Bana göre her somut olay kendi içinde bir dosya, her dava da kendi içinde bir olgudur. Ve hukuk hep bir adım geriden gelir. Hiyerarşi açıdan en üst norm olan Anayasada ve konuyla ilgili yasada mevcuttur.
Sanal ortamdan sağlanan bilgilerin güvenilirliğini, kişiyle sadır olduğunu bulmak zordur. Teknik bilgiler ehlivukufça sağlansa da net bir kanaat uyandırmamakta hep şüphe içinde kalınmaktadır. (Ya o yazmadıysa, değilse...)İşte bu nokta da ceza hukuku 2 yönde olaya dahil olur. 1.si Kuşkudan sanık yararlanır. 2.si ise yasak delil vasıtaları hukuka aykırıdır ve kararda gerekçe olarak kulanılamaz. (Zehirli ağaç....) Olayın birde medeni hukuk yönü vardır. Zaten bu tür vakalar hep yaşanmaktadır. Tek başına delil olamaz ama hakimlerinde bu olayları incelemeden ya da inceletmeden reddetmesi de yanlıştır.

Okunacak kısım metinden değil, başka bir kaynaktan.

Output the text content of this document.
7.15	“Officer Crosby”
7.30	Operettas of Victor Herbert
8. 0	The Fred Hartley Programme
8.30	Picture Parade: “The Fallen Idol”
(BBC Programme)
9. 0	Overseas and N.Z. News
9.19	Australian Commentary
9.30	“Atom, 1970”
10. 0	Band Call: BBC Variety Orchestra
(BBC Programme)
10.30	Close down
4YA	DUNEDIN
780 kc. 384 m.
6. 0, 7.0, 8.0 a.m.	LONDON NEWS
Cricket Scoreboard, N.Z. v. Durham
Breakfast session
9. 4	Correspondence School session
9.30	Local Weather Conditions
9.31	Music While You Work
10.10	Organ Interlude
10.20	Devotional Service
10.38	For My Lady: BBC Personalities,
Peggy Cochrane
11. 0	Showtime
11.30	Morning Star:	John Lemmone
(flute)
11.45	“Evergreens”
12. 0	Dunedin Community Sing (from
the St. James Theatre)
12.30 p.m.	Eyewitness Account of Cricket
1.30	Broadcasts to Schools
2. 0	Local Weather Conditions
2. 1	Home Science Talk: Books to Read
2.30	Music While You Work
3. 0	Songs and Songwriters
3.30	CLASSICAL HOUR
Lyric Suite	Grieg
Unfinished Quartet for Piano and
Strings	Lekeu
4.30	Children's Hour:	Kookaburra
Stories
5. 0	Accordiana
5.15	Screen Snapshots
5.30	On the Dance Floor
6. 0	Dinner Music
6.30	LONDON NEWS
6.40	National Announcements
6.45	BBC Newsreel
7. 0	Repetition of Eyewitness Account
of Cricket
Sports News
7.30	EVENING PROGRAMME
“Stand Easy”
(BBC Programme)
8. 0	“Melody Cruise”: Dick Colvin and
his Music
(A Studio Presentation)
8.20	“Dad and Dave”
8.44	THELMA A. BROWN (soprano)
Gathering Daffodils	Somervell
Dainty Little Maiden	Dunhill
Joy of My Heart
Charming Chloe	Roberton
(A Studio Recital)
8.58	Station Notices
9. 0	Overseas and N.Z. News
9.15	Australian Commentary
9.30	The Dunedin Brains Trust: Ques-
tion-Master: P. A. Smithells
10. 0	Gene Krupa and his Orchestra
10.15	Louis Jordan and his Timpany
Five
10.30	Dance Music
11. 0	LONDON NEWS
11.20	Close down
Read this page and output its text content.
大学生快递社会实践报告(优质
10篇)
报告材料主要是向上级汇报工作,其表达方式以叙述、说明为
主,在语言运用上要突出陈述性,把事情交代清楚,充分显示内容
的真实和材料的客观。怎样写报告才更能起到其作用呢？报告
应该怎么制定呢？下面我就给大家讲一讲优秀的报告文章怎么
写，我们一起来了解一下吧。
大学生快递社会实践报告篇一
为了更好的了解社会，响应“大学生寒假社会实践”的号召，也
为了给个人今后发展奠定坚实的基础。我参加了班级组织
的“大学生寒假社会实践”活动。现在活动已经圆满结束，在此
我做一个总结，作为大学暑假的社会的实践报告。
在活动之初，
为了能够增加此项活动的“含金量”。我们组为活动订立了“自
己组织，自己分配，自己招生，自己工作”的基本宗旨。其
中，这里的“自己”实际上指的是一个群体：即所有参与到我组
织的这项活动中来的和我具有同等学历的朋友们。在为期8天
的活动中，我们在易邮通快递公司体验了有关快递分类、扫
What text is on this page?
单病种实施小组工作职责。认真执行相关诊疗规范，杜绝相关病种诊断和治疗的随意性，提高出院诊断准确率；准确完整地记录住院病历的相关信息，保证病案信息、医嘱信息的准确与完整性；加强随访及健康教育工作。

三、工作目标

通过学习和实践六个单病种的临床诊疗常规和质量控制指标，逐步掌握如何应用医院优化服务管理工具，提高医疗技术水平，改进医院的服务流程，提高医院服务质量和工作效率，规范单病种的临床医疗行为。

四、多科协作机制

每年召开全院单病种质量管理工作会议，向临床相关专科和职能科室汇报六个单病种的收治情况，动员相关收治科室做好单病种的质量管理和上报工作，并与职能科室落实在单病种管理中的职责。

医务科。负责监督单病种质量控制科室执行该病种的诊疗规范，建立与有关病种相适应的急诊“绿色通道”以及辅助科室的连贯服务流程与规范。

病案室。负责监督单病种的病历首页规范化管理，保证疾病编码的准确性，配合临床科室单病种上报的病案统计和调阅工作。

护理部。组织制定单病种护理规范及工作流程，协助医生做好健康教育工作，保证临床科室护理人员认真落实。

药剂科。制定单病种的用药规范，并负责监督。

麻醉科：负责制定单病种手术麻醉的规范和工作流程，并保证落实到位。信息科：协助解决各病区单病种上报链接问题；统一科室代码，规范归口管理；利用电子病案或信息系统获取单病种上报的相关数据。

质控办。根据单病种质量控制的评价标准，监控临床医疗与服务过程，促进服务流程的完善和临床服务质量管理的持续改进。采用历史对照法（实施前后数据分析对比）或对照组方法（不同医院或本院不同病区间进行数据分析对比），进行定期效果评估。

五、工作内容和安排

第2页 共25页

Bazı hakimler en basit bir açığı bilgileri olmadığından kaçırmaktadırlar. Bu durum mağdura ikinci bir zarar veriyor. Örneğin boşanma davasında hukuka aykırı elde edilmiş delil vasıtası, olması gereken hukukça kabul edilmesi mümkün olmasada; boşanma konusunda hakime kanaaat verebilir. Takdir hakkı Aile Hukukunda olmasına karşın Ceza Hukukunda (belirtilenler hariç)yoktur. Özel hayatının gizliliğinin ihlal edildiğini düşünen kişi de yasal yola başvurur. Delil vasıtasının sanal ortamdan alınması, olayları tek tek incelenir. Eğer tamamen kabul edilmeyen bir durum olsaydı elektronik imzalardan bahsedemezdik. Eğer sanal ortamdan elde edilen bilgilerin doğru ve sanığa ya da tarafa ait olduğunu düşünen kişi bunu CMK MADDE 63e "(1) Çözümü uzmanlığı, özel veya teknik bilgiyi gerektiren hâllerde bilirkişinin oy ve görüşünün alınmasına; katılanın, vekilinin, şüphelinin veya sanığın, müdafiinin veya kanunî temsilcinin is*temi üzerine karar verilebilir." göre bilirkişi yoluyla mahkemeye sunabilir sunar.